I realised this algorithm had a few flaws, so I moved to an absolute difference percentage delta. Using the above algorithm on f(x) = x, so 1, 2, 3, 4, you will notice the percentage change is: 100%, 50%, 33%, so-forth. Using an absolute difference percentage delta, this is 100% consistently, as (1, 2, 3, 4) turns into (1, 1, 1, 1), therefore 0% or 100% given your calculation. This is, without realising, the same as absolute differnece - which is where I started and ended.

Absolute difference as an error function is simple and increases the search space, but it ensures that the bruted equation fits the primary series (primes) the closest, and this helps with paramaterization. Note: I found the closest equation using the first algorithm explained, then fine-tuned (paramaterized) with absolute error - they are both useful.

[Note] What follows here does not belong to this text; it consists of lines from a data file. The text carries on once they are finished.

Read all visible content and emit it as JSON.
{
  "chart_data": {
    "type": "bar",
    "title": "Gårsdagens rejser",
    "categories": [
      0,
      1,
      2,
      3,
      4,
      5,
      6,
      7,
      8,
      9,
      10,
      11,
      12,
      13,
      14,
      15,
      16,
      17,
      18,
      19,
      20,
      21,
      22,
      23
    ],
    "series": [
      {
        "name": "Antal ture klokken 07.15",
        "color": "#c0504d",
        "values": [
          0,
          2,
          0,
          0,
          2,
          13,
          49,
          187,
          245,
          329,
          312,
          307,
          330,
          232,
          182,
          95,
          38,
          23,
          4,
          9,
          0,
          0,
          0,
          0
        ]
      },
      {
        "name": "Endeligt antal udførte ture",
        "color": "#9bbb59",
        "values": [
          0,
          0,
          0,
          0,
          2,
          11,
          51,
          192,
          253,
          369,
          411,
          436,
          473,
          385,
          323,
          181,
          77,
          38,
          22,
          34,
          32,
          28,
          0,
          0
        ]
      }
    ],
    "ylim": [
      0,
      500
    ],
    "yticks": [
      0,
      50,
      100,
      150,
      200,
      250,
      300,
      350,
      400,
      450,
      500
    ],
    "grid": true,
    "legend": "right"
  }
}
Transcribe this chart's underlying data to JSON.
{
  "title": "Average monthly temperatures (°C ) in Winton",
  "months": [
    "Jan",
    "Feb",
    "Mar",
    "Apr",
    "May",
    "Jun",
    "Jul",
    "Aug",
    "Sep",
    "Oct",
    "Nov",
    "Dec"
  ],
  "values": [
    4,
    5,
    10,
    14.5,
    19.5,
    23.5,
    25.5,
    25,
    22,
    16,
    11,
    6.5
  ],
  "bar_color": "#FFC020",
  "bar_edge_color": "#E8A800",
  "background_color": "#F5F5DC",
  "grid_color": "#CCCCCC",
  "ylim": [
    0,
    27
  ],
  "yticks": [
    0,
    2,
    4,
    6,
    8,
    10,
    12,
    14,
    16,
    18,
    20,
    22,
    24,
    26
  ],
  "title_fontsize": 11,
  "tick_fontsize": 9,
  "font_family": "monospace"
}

Since our desired error is 0 and we're using an infinite (finite) series of primes, we use infinite as our initial "best" so everything is less than this number.

Conclusion

With both of these problems solved, we can run our brute force equation finder, and lowe and behold, after hours...

f(x) = x log(2x, 7)

Well... sort of...

Graphing this equation then picking the 50th prime gets close, but not as close as expected. The way this was figured out was by graphing f(x)=x*log(x, 7) (base 7), starting at 1, and iterating by 2 (1, 3, 5, 7, etc), where the prime set is (2, 3, 5, 7). So, plotting that and picking the 50th prime (which is 229), subbing x=101, we get 240, off by 11.

Let's try with the 500th prime. For this on our curve, we substitute 1001 (x*2+1). The actual 500th prime is 3,571. From our equation, this is 3,554, off by -17.

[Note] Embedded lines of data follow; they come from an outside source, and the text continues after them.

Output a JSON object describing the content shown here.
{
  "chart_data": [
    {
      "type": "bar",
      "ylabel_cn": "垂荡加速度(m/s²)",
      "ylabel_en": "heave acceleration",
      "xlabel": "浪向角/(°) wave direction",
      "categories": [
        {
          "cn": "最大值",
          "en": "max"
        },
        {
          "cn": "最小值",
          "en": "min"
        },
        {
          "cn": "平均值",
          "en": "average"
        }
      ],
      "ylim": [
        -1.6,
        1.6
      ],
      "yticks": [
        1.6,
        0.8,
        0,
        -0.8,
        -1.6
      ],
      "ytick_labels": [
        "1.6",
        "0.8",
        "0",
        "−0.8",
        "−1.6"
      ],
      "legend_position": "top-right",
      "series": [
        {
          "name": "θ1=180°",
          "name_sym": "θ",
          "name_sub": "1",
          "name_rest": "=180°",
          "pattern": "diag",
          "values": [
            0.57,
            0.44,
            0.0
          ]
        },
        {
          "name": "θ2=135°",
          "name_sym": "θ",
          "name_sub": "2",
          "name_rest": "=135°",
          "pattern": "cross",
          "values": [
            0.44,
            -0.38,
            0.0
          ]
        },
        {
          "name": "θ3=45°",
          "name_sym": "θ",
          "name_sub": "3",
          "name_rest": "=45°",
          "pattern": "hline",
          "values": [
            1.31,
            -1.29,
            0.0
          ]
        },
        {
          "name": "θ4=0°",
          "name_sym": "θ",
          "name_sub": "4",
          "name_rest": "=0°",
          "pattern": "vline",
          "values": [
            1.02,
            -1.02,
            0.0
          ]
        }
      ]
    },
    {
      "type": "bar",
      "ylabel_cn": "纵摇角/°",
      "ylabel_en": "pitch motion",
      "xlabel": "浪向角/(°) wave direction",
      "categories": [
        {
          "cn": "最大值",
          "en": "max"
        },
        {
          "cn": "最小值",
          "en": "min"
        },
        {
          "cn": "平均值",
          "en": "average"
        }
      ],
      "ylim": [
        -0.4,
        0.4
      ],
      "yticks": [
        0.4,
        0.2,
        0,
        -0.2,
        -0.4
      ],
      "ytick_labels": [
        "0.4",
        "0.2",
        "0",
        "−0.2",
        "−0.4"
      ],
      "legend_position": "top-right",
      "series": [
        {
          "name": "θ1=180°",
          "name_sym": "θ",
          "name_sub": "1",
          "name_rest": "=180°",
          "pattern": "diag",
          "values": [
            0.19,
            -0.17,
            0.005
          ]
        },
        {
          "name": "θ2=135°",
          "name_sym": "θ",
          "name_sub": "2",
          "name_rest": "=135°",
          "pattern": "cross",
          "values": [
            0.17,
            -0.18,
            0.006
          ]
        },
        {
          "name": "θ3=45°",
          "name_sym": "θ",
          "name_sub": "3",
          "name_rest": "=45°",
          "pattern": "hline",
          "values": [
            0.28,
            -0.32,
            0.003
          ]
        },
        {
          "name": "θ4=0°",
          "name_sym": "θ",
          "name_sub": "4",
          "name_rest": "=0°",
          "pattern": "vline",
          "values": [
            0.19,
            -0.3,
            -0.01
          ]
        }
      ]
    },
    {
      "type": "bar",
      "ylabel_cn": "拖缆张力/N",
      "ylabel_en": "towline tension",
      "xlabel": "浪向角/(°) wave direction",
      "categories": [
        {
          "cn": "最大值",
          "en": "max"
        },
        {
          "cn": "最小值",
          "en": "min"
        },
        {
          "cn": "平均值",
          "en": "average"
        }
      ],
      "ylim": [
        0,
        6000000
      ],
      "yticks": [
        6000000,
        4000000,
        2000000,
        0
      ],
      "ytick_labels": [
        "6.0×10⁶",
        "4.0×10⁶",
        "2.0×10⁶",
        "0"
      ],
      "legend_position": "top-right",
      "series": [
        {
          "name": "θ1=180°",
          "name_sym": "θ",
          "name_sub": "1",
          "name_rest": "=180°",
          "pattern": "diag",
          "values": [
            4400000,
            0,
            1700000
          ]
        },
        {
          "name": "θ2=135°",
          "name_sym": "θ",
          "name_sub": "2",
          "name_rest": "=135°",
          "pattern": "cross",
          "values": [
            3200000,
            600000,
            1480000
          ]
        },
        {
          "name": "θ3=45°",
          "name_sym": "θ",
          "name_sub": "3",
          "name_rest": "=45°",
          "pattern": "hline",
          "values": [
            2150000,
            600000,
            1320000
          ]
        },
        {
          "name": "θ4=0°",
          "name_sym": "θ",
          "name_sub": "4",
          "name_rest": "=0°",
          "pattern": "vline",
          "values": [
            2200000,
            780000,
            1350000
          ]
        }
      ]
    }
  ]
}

To re-explain, our equation is f(x)=x*log(x, 7), where 7 is the base of our logarithm. X = whatever # prime we want (say, 5th prime = 5), times 2, plus 1. Or, X = nth prime we want * 2 + 1.

Finally, we'll try the 10,000th prime. The prime is 104,729, and our result is 101,793, a differnece of -2,936. As you'll notice, this equation is really nice, and interesting, but given large numbers, it begins to break down. What's further interesting is the decay from fitting the curve looks misleadingly linear. I've spent hours trying to fit this decay to perfect it, only to throw larger numbers and notice it decaying even further. I've tried regression with multiple degrees, logarithmic regression, and many other hyper-fitting algorithms, including hyper-paramaterization on the bases, and iteration increases. I've found a lot of interesting patterms. I'm actively working on this, so I will add updates.

I just wanted to release some information out there to showcase what I've found so far. I'm not toatally convinced there's a hyper-fit for primes here, but I believe its very interesting information.

This isn't even accounting for my nth-differential work, which is just beginning in primes. Below is a list of things I've tested that I've noted down (very informal):

The best fit line without excessive parameterisation is f(x)=xlog(2x, 7), where the log parameters are base then number of.
When statically setting log of to 7 and determining the best iter-of (2 in above, in 2x), it graphs a bunch of messy data which best fits f(x)=log(2x, 7).
When taking a set of primes (say first 500 primes), the nth differentials always begin with 1, and move at either -2, 0, or 2. Meaning, there is a static differential when digging deep enough into the set of primes. This was discovered by using absolute differences in the set, then determining the directionality of the actual difference. When doing actual differences, it quickly goes off into infinite.
You can best fit any subsection of primes to the log curve by parameterising excessively.

Moving forward with some final thoughts.

Final Thoughts

More to come. This is an old thought, project, and I will return to this in the future. It's been a really rewarding challenge.